El problema es una vez más político, y como en el caso del Paraná también venía silenciado: hoy casi no se habla de que el INTA está manejado, en los hechos, por las cuatro entidades de la ya incalificable «Mesa de enlace», o sea la Sociedad Rural (SRA), Confederaciones Rurales (CRA), Federación Agraria (FAA) y la Confederación Intercooperativa Agropecuaria (Coninagro) que supuestamente agrupa al sector cooperativo agrario.

Y es por eso que, como señalan Peretti y otros productores de Chaco y Santa Fe, «en el INTA no hay representación de la agricultura familiar campesina e indígena, ni de los pueblos originarios, ni tampoco hay representación específica de las cooperativas, ni mucho menos paridad de género».

Quizás por eso, y para completar el minué de confusiones, un comunicado «denunciando» el «vaciamiento» del INTA acaba de ser emitido por la FAA con la firma de su vicepresidente, Elvio Guía, quien no es productor agropecuario pero sí es vox populi que fue colocado allí por el mencionado senador De Ángeli. O sea que mientras el senador vota la expropiación al INTA catamarqueño, su hombre en la Federación Agraria se opone públicamente. Con lo que parece obvio que las danzas que se bailan en el agro argentino evocan coreografías de los Hermanos Marx, obviamente los de Groucho.

La realidad del INTA hoy, en fin –y habrá que estar alertas a esta nueva posible pérdida de soberanía territorial– es que el instituto también está manejado por la mesa de enlace y nadie sabe qué sucederá después de las elecciones. Por el momento la presidenta del organismo, Susana Mirassou, parecería estar sobrepasada. Es de esperar que el ministro Luis Basterra intervenga correctamente, como lo hizo en el Instituto de la Yerbamate (INYM).

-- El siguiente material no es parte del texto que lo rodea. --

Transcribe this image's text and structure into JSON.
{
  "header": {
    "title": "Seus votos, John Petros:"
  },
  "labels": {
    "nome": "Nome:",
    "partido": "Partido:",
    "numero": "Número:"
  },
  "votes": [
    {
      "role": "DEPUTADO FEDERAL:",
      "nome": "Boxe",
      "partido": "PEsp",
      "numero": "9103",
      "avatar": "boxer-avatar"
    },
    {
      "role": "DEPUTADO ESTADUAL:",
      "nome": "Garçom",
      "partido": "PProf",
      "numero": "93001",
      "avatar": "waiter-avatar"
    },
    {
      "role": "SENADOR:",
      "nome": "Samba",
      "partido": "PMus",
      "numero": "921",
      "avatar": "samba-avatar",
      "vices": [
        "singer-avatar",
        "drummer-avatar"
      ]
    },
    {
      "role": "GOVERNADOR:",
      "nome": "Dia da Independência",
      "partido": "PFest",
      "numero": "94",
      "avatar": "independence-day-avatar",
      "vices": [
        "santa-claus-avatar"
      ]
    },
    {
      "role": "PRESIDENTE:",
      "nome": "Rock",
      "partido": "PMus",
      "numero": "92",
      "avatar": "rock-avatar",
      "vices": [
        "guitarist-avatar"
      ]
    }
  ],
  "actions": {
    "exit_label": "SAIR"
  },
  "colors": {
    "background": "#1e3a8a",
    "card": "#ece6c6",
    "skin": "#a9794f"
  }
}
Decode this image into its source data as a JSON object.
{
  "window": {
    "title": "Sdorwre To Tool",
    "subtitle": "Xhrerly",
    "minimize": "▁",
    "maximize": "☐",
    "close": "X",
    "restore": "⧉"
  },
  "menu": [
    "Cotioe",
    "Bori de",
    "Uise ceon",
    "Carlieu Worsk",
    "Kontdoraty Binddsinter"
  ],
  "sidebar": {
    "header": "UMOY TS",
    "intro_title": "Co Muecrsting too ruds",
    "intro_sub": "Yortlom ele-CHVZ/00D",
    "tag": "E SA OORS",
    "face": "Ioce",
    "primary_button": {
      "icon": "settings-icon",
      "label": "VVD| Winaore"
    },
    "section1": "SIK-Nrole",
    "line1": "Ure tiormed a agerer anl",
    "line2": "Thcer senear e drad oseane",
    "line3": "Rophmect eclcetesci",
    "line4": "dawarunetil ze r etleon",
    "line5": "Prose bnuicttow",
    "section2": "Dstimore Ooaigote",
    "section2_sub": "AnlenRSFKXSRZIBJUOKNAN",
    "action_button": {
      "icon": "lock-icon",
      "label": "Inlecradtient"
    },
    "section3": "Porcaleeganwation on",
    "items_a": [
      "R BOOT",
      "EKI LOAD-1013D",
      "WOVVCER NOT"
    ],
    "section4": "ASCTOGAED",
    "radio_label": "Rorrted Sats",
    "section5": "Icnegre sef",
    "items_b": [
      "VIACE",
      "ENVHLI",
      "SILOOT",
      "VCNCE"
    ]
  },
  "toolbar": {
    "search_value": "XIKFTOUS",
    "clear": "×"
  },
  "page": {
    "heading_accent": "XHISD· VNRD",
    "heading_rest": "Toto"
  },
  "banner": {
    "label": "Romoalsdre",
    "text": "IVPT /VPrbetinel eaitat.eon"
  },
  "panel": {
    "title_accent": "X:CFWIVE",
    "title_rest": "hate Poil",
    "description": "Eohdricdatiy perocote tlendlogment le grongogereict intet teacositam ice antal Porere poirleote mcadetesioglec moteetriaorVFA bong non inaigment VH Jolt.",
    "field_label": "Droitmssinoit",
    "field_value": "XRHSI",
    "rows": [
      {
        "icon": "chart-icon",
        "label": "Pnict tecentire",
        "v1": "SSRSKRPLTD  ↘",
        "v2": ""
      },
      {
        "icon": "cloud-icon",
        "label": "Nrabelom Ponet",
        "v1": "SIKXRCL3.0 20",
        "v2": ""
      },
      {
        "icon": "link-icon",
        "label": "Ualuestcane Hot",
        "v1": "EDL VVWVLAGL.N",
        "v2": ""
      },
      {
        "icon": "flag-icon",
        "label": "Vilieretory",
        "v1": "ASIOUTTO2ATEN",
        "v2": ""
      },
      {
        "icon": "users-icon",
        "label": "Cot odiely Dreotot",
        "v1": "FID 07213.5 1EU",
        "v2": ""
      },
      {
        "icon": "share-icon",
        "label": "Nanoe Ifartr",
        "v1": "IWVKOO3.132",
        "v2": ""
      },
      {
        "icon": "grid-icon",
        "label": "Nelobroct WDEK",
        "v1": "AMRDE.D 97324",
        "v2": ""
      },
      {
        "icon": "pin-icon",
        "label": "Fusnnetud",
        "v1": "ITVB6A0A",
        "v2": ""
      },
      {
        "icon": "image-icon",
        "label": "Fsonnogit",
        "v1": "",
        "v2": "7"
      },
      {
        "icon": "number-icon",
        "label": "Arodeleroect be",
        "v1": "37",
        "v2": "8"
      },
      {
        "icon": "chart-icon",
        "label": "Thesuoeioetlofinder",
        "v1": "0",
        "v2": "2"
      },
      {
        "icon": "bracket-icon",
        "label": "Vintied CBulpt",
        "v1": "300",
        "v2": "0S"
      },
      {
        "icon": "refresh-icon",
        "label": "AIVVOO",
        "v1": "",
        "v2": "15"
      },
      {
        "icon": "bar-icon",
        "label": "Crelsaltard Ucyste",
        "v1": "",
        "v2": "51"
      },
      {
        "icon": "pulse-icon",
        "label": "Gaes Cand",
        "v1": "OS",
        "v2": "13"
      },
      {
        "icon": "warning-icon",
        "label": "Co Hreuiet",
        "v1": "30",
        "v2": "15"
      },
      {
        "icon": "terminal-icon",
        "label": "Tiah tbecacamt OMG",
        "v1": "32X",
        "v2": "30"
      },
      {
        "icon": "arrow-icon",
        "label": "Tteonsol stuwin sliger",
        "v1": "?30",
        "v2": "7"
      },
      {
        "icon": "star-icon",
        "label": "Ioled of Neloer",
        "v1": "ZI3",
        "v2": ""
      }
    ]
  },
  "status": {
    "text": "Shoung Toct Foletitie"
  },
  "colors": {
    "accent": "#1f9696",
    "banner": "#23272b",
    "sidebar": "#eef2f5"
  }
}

En todo caso, coinciden expertos consultados para esta columna, lo que debe hacer el INTA es, en lugar de achicar su tenencia de tierras, comprar más campos. Y los campos que actualmente tiene, los que le quedan y sobre todo si están cerca de las ciudades, debe dedicarlos a proyectos agroecológicos, educativos o de extensión cultural mediante comodatos y no cediendo propiedad.

Y ya es hora de que los gobiernos, desde la Capital Federal, cambien la concepción centralista y ciega respecto del interior profundo y exijan a los funcionarios y técnicos que contrata que se radiquen en los centros poblados más cercanos, lo que se llama arraigo y consolida territorio, vida y crecimiento de las poblaciones.